Even before this disaster, the utilities’ track record on the West Coast was far from clean. Just last year, PG&E pled guilty to starting a forest fire in 2018 that burned down 10,000 homes and killed 84 people. And who can forget the Aliso Canyon gas leak of 2015-16, which released some 100,000 tons of methane over a four-month period.

Nevertheless, the notion that we would be able to actually see and physically point to the effects of a West Coast disaster on the East Coast is almost unbelievable, like something out of a movie. Except that it wasn’t — it really happened, and the fires are still burning out west.

Meanwhile, in the Northeast, the liquid heating fuel industry is positioned to help revitalize the region’s struggling forest economy, and not by cutting down more trees or burning wood. Instead, we’re using forest waste products — think trimmings and sawdust — to create a renewable liquid heating fuel with net-negative carbon emissions.

On July 29, NEFI member Biofine Developments Northeast (BDNE) announced an agreement with the town of Lincoln, Maine to establish a new, industrial scale biorefinery at a former mill site located in the town. The plant will convert forest waste into a cellulosic biofuel called ethyl levulinate (EL), which can be used as an affordable replacement for heating oil or blended into it alongside other renewable liquid fuels.

BDNE estimates that its Lincoln biorefinery will create about 200 full-time jobs, with the potential for approximately 2,000 over time. The EL produced in Lincoln will reduce Maine’s greenhouse gas emissions by 40,000 metric tons (mt) per year, which equals the amount of carbon captured by 49,000 acres of forest. Long-term, BDNE sees the potential for 4 million mt of annual reductions, which amounts to 40 percent of the state’s climate-action benchmark for 2030.

EL has been successfully tested by the National Oilheat Research Alliance over the past decade and is now one major step closer to wide-scale commercialization at a price point that’s expected to be similar to, if not lower than, ultra-low sulfur heating oil. That’s great news not only for our industry, but also for the nation’s power grid.

By heating their homes with EL rather than electric heat pumps, ratepayers won’t have to worry about electricity shortages or price spikes resulting from cold-weather demand peaks. Likewise, power plants will be able to avoid peaking and will still be able to use renewable liquid heating fuel for power generation during the coldest conditions.

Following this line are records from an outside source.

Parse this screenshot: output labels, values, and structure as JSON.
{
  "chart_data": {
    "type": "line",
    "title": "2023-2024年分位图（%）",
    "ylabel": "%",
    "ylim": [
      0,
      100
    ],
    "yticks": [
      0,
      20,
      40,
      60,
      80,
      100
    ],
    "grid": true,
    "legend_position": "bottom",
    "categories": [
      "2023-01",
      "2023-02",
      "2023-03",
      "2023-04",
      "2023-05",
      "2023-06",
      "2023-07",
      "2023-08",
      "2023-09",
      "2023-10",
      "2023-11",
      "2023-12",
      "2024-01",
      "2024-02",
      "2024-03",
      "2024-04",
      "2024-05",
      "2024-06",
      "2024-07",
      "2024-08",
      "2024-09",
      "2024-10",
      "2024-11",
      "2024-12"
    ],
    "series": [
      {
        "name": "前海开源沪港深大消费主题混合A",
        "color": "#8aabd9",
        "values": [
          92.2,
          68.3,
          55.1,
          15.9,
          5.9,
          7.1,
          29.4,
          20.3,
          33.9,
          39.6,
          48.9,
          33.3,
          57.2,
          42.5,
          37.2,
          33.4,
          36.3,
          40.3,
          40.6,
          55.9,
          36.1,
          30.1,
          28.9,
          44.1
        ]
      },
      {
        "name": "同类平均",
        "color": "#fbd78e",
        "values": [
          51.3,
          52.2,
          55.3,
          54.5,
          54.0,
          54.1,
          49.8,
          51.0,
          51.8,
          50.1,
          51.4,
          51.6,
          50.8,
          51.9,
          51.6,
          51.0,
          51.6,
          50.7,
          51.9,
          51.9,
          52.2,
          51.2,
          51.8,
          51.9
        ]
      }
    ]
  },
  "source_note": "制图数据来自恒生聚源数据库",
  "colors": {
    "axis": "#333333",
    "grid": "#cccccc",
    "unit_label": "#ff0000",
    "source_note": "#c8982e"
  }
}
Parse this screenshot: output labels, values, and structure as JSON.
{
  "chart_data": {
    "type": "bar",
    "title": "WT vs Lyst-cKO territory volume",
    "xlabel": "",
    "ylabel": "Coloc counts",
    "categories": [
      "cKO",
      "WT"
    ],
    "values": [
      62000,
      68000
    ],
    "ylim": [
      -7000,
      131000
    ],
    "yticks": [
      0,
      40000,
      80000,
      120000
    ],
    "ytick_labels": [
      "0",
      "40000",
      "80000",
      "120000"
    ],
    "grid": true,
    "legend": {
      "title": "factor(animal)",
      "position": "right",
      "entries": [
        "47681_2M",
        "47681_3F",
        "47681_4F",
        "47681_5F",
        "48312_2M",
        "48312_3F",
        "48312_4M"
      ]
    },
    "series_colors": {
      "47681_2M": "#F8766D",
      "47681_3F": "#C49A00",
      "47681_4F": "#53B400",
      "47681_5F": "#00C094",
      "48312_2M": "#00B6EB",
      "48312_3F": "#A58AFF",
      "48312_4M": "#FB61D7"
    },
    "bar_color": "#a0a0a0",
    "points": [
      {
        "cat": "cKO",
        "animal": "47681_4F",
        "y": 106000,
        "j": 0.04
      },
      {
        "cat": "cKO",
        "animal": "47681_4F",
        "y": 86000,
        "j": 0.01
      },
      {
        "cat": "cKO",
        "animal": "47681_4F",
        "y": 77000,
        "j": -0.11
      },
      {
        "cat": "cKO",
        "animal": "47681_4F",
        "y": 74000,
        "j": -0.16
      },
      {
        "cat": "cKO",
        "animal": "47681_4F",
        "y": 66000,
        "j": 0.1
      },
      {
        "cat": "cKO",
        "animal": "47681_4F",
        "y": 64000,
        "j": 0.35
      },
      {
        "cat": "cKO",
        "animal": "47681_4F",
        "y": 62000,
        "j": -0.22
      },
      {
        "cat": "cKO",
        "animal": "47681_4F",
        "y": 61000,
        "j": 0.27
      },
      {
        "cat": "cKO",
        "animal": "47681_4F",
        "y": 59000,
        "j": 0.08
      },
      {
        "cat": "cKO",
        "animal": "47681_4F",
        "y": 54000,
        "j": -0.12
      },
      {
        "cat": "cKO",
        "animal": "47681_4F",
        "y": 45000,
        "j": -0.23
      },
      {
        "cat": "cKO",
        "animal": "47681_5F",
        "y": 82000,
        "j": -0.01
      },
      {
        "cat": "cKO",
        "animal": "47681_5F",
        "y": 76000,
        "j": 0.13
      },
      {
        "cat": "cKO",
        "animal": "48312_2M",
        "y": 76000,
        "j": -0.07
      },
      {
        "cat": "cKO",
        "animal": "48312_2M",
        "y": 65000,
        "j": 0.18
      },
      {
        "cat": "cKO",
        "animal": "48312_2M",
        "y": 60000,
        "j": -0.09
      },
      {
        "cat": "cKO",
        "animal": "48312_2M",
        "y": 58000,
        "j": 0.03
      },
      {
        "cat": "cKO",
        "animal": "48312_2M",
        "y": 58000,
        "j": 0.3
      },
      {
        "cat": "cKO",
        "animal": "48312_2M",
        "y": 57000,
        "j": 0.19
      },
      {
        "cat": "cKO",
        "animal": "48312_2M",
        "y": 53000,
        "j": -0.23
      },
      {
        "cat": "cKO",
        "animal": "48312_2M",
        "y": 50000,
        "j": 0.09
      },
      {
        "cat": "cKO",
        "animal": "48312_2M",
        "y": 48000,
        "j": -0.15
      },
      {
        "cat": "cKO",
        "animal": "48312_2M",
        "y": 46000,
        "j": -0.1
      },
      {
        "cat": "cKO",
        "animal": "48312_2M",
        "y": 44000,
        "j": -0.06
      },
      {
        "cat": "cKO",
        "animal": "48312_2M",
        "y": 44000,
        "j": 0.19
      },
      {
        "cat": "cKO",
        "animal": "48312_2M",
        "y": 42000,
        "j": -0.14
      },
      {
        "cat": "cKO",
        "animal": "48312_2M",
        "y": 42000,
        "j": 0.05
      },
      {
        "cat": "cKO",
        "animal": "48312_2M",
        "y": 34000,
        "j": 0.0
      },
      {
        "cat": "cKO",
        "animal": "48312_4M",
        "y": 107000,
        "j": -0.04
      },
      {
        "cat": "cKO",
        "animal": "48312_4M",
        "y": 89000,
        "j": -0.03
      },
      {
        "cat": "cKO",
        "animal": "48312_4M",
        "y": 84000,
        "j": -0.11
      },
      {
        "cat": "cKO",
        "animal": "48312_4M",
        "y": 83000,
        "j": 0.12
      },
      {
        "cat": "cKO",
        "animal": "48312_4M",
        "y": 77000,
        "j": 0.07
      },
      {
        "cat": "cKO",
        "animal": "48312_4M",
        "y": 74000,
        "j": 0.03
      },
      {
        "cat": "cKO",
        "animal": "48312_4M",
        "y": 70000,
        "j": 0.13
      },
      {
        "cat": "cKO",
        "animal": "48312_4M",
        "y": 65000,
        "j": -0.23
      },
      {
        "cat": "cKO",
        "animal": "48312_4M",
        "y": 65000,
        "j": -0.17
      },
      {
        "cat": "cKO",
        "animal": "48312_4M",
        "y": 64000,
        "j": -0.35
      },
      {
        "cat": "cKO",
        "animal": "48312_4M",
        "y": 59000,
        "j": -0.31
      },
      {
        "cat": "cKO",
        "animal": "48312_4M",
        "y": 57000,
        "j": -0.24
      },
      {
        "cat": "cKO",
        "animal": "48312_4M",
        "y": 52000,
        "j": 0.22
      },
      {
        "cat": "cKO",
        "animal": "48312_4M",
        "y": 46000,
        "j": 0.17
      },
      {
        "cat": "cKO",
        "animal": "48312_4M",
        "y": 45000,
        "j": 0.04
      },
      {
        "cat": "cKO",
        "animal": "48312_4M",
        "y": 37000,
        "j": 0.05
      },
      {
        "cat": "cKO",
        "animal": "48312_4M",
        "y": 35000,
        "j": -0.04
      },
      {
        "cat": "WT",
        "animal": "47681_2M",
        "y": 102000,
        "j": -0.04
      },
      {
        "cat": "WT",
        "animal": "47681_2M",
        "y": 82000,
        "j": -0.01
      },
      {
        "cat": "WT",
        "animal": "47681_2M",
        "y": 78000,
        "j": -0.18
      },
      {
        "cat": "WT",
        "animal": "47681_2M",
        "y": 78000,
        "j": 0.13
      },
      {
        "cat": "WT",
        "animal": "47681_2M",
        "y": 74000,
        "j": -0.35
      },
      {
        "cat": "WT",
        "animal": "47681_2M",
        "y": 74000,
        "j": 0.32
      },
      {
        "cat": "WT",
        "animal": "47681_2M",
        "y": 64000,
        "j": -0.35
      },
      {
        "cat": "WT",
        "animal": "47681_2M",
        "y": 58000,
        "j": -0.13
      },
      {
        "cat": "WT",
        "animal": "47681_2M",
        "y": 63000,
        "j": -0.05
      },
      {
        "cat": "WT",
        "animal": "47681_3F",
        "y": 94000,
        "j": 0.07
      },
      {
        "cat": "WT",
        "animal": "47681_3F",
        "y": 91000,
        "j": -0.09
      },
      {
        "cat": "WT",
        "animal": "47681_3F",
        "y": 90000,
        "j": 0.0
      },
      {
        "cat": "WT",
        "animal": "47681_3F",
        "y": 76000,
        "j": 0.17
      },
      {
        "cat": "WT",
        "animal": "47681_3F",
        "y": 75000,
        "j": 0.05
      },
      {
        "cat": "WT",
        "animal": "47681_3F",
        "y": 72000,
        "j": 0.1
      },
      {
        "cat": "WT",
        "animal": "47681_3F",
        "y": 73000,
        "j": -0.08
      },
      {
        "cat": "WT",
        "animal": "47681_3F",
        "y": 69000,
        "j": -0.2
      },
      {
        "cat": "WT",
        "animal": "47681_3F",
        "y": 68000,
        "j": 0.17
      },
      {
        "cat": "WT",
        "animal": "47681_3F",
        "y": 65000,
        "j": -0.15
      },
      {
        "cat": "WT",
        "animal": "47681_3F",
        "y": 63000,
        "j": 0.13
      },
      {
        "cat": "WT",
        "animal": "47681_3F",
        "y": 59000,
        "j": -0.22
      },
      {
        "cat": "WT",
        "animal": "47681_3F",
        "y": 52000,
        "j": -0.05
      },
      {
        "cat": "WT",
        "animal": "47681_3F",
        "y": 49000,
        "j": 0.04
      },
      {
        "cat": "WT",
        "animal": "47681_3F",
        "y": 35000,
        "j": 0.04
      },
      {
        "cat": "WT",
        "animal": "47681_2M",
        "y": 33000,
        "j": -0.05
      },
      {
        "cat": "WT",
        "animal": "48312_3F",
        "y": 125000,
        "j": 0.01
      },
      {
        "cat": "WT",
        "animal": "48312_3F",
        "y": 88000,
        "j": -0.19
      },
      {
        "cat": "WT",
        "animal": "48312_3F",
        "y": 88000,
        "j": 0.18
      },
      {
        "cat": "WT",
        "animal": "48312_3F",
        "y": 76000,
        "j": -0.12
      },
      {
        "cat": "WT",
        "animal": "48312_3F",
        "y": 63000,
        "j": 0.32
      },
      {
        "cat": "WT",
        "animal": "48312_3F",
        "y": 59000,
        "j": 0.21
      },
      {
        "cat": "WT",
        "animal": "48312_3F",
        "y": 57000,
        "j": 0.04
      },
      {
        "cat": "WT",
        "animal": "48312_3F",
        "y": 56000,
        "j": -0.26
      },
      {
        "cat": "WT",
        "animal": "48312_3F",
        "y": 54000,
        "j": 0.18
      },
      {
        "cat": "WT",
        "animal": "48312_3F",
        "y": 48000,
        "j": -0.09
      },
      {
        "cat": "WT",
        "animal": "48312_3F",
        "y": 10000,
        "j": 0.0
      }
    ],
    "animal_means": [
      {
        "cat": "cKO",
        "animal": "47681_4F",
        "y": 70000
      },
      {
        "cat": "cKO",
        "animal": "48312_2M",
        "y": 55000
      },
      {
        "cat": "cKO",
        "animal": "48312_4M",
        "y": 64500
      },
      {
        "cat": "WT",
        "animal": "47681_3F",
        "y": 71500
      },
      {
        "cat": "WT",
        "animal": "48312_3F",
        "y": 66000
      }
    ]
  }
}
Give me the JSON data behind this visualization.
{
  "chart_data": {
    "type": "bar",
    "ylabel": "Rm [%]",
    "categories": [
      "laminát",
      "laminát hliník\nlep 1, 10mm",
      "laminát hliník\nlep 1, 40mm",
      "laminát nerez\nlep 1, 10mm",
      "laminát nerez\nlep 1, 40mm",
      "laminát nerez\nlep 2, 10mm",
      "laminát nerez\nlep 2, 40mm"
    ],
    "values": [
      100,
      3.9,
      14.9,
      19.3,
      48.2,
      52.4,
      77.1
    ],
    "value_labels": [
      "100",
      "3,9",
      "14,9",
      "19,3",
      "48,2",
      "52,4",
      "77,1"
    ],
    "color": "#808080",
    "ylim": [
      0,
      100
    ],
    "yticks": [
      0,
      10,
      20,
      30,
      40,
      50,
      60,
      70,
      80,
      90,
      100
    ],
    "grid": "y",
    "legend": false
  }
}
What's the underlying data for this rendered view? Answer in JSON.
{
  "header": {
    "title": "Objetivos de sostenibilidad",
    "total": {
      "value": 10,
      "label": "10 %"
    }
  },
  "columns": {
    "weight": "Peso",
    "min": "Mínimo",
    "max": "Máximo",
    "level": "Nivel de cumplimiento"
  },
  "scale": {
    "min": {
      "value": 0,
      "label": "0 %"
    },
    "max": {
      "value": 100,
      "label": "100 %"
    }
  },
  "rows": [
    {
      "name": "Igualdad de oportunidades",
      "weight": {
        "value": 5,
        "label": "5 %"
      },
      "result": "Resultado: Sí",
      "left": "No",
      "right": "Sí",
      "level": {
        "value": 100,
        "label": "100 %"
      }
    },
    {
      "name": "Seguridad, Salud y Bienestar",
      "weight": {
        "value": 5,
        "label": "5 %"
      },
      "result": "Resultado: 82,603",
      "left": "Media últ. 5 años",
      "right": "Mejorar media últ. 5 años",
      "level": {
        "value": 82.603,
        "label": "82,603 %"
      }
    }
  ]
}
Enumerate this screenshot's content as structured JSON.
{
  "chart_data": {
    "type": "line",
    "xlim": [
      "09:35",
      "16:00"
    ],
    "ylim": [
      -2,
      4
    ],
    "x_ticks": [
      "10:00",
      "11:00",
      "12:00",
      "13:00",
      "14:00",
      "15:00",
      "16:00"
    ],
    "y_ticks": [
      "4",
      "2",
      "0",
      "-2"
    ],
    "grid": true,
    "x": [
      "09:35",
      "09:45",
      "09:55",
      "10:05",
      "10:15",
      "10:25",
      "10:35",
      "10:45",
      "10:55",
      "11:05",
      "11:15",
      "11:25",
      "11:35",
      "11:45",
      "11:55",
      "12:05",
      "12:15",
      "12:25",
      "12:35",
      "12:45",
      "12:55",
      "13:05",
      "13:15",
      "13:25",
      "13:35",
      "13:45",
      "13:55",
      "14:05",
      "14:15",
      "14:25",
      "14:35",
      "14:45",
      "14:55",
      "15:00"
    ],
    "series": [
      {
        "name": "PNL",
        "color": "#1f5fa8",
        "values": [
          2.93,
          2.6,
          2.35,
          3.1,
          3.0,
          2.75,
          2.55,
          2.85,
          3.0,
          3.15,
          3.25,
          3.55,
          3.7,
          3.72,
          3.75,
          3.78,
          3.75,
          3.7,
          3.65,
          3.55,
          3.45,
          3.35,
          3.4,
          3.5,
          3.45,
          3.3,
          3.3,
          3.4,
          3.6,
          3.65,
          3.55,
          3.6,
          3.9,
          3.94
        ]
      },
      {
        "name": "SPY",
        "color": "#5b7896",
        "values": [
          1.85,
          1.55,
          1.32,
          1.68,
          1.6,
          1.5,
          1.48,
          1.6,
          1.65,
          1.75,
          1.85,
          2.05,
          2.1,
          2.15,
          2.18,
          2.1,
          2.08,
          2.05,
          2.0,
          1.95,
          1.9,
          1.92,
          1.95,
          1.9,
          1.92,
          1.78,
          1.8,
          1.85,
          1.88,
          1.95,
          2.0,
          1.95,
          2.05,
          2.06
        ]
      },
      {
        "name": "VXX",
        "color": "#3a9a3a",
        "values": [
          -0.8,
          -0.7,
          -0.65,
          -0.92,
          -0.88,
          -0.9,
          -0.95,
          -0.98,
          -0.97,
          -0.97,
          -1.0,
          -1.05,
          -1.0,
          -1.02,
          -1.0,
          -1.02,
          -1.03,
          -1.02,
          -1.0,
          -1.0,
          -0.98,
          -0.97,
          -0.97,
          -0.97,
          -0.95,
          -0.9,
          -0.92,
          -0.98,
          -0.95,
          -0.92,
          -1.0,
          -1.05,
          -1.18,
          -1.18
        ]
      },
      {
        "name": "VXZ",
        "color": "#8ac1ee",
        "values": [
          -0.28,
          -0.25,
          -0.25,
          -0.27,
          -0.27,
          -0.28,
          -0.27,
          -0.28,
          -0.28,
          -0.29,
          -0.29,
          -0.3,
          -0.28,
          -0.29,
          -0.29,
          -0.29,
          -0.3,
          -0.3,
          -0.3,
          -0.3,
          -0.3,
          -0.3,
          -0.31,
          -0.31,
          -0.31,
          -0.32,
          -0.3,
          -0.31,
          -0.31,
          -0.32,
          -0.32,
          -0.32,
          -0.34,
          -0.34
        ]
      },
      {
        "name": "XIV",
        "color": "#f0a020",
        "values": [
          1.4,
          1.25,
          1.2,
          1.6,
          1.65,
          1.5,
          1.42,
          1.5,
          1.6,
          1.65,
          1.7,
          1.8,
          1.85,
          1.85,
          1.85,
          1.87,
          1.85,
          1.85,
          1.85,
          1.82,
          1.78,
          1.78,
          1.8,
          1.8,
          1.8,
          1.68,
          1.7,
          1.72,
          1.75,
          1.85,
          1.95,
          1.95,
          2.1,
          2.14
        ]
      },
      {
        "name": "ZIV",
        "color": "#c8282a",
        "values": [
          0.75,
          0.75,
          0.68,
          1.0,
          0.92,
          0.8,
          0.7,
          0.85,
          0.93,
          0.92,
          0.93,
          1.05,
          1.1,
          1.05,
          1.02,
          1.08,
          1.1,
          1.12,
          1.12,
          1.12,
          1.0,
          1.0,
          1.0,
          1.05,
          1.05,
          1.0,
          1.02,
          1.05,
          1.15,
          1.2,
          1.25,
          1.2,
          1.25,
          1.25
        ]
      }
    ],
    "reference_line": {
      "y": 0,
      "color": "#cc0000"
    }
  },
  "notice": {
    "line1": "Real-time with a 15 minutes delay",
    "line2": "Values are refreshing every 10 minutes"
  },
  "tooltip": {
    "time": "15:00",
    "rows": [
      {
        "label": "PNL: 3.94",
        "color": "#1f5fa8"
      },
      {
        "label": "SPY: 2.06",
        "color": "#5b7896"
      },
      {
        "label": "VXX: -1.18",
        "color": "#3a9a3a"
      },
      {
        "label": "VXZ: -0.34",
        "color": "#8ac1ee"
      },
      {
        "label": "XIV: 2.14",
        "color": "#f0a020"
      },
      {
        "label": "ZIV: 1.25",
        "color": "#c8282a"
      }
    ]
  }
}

Additionally, increases in cellulosic biomass production could help the U.S. go greener faster. When you include liquid biofuels, biomass-based energy is already the country’s leading renewable, accounting for nearly 40 percent of U.S. renewable energy consumption (seeU.S. Consumed Record Amount of Renewable Energy in 2020from last issue). About 61 percent of the nation’s wood is used for industrial purposes, 23 percent for residential and commercial, and 17 percent for electric power.

Normally, the waste byproducts of wood production would be exactly that – waste. Left unused, they rot away, releasing methane. But when those products are refined into EL, they help reduce net emissions. By providing a market for EL, the heating fuel industry would actually serve as a partner to electric power generators, helping them reduce lifecycle emissions as they convert to renewable energy sources such as biomass and hydropower.

This brings us back to the West Coast. California is currently in the midst of a historic drought, which has severely diminished the state’s water supply and taken hydroelectricity offline. Instead of hydropower, electrical plants are now running on natural gas, which is driving up the state’s emissions and energy costs.

EL can lower both and help prevent power plant peaking. That’s one more reason why we say renewable liquid heating fuels are our country’s best, fastest, most efficient, affordable and reliable solution for a net-zero future.